Les ex-députés de Québec solidaire (QS) Amir Khadir et Françoise David ont défendu pendant des années le compromis mis de l'avant par la commission Bouchard-Taylor. Perplexes devant la décision des militants du parti d'abolir toute limite pour le port de signes religieux, ils évitent d'en tirer des conclusions dramatiques.

Personnellement, l'ancien député de Mercier « demeure favorable à une solution de compromis honorable ». « Et pour moi, l'effort Bouchard-Taylor était un exemple de ce compromis honorable », a-t-il souligné lorsque La Presse l'a joint hier. Si les partis abordent le débat « dans un esprit de servir le public, à un moment donné, il y aura un compromis, et ce qui risque d'arriver, c'est que cela va ressembler à Bouchard-Taylor », prédit-il.

Mais il dit comprendre les arguments des militants de QS qui ont décidé d'aller plus loin. « Je ne pense pas qu'ils prennent des décisions par électoralisme. » Les élus sont « à l'avant-front », ils peuvent être mal à l'aise, « mais avec l'expérience, je me suis aperçu qu'il ne faut pas s'énerver avec ça ! ». Pour lui, QS n'a pas cautionné le port du voile, mais décidé « de protéger le plus possible le droit de tout le monde d'avoir accès au travail ».

Il cite en exemple les interrogations soulevées quand QS avait mis de l'avant une formule de co-chefs, un homme et une femme. « Des gens, moi aussi, disaient pourquoi faire ça, on se tire dans le pied ! Mais à long terme, cela nous a rendus crédibles sur un tas de choses, permis de travailler dans la sérénité. Même si cela paraît un peu complètement détaché de l'électoralisme, à long terme, faire des choses au mieux de notre connaissance, cela rapporte ! », observe le premier député de QS élu à l'Assemblée nationale.

Un congrès de Québec solidaire veut avoir une approche le plus près possible de ce que les gens pensent.
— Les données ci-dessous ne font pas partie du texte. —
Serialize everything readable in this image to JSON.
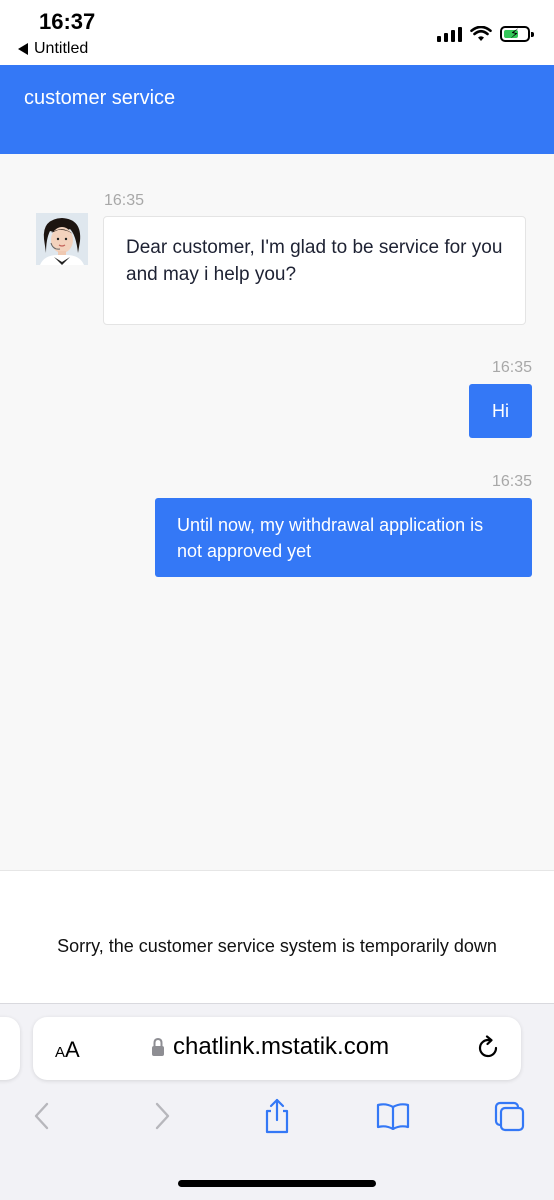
{
  "status_bar": {
    "time": "16:37",
    "back_label": "Untitled",
    "icons": [
      "signal-icon",
      "wifi-icon",
      "battery-charging-icon"
    ],
    "battery_level": 0.5
  },
  "header": {
    "title": "customer service"
  },
  "messages": [
    {
      "direction": "incoming",
      "time": "16:35",
      "text": "Dear customer, I'm glad to be service for you and may i help you?"
    },
    {
      "direction": "outgoing",
      "time": "16:35",
      "text": "Hi"
    },
    {
      "direction": "outgoing",
      "time": "16:35",
      "text": "Until now, my withdrawal application is not approved yet"
    }
  ],
  "notice": {
    "text": "Sorry, the customer service system is temporarily down"
  },
  "browser": {
    "text_size_button": "AA",
    "url": "chatlink.mstatik.com",
    "icons": [
      "lock-icon",
      "reload-icon",
      "back-arrow-icon",
      "forward-arrow-icon",
      "share-icon",
      "bookmarks-icon",
      "tabs-icon"
    ]
  },
  "colors": {
    "accent": "#3478f6",
    "timestamp": "#a8a8a8",
    "background": "#f8f8f8"
  }
}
Ensuite, au cas par cas, dans la réalité, dans l'administration publique, il faut « laisser aux personnes responsables le soin de décider ».

« Des interprétations peuvent différer »

Amir Khadir ne s'offusque pas des contradictions apparues dimanche entre Ruba Ghazal, qui lui a succédé dans Mercier, et le co-chef Gabriel Nadeau-Dubois. « C'est dans la nature des choses, ce sont des choses relativement nouvelles qu'ils ne maîtrisent certainement pas tous les deux. » Dimanche, Mme Ghazal ne voyait pas d'objections à ce qu'une téléphoniste embauchée par Québec puisse porter un voile intégral. M. Nadeau-Dubois, de son côté, a désavoué sa collègue qui n'avait pas, selon lui, à se prononcer sur ces cas précis.
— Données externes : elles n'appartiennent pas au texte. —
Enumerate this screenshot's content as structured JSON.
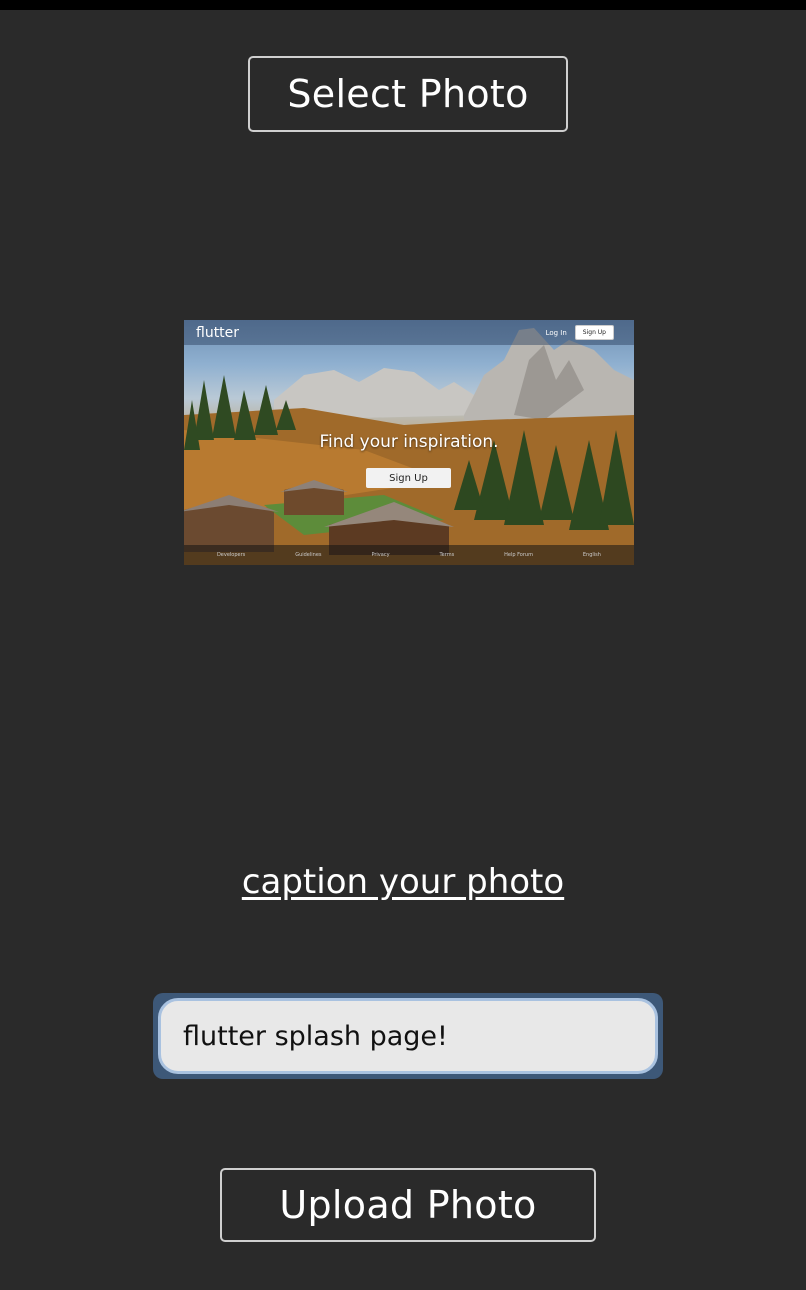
{
  "select_button": {
    "label": "Select Photo"
  },
  "preview": {
    "logo": "flutter",
    "nav_login": "Log In",
    "nav_signup": "Sign Up",
    "headline": "Find your inspiration.",
    "cta": "Sign Up",
    "footer_links": [
      "Developers",
      "Guidelines",
      "Privacy",
      "Terms",
      "Help Forum",
      "English"
    ]
  },
  "caption_link": {
    "label": "caption your photo"
  },
  "caption_input": {
    "value": "flutter splash page!",
    "placeholder": ""
  },
  "upload_button": {
    "label": "Upload Photo"
  },
  "colors": {
    "background": "#2a2a2a",
    "button_border": "#cfcfcf",
    "input_focus": "#3d5878",
    "input_bg": "#e8e8e8"
  }
}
« Une fois un projet de loi adopté, quel que soit ce que le gouvernement a décidé, il y a toujours des interprétations qui peuvent différer. Je suis à l'aise avec ça, c'est comme ça que marche la vie publique », a précisé M. Khadir.

Gabriel Nadeau-Dubois a pu paraître cassant quand il a désavoué l'interprétation d'autres solidaires de ce qu'avait adopté samedi la plénière. Le texte sanctionné par les 300 militants indique qu'il n'y a pas de contrainte au port du voile intégral par une fonctionnaire. « Moi aussi, j'ai pu avoir l'air cassant, c'est dur à porter, j'ai vécu des situations semblables à l'endroit des gens du fameux "Politburo", que je les rabroue. Cela est arrivé. Mais [à long terme], la décision qui s'imposera, c'est celle du collectif. »

« Des arguments supplémentaires »

Pour Françoise David, le débat de la fin de semaine à QS n'était pas surprenant. « Quand j'ai vu le projet de loi de MM. Legault et Jolin-Barrette, je me suis dit qu'ils venaient de donner des arguments supplémentaires à ceux qui ne voulaient plus du compromis [Bouchard-Taylor]. »

Le projet de loi ajoute une foule de fonctionnaires qui ne pourraient porter de signes religieux. « Ce qui fait que, finalement, en fin de semaine, peut-être que j'aurais voté contre l'interdiction », a-t-elle soutenu sur les ondes de RDI.

Pour elle, les co-porte-parole de QS « ont eu un peu de difficulté à expliquer un point de vue. C'est comme si QS nous disait : ‟C'est tellement restrictif qu'il n'y en aura pas" », a ajouté l'ex-députée, qui aurait préféré que les militants disent explicitement qu'il n'y aurait pas d'employées de l'État qui porteraient le voile intégral.

Elle souscrit au projet de la CAQ d'inscrire explicitement la laïcité dans la Charte québécoise des droits, un geste auquel s'était toujours refusé le gouvernement Couillard, a-t-elle rappelé.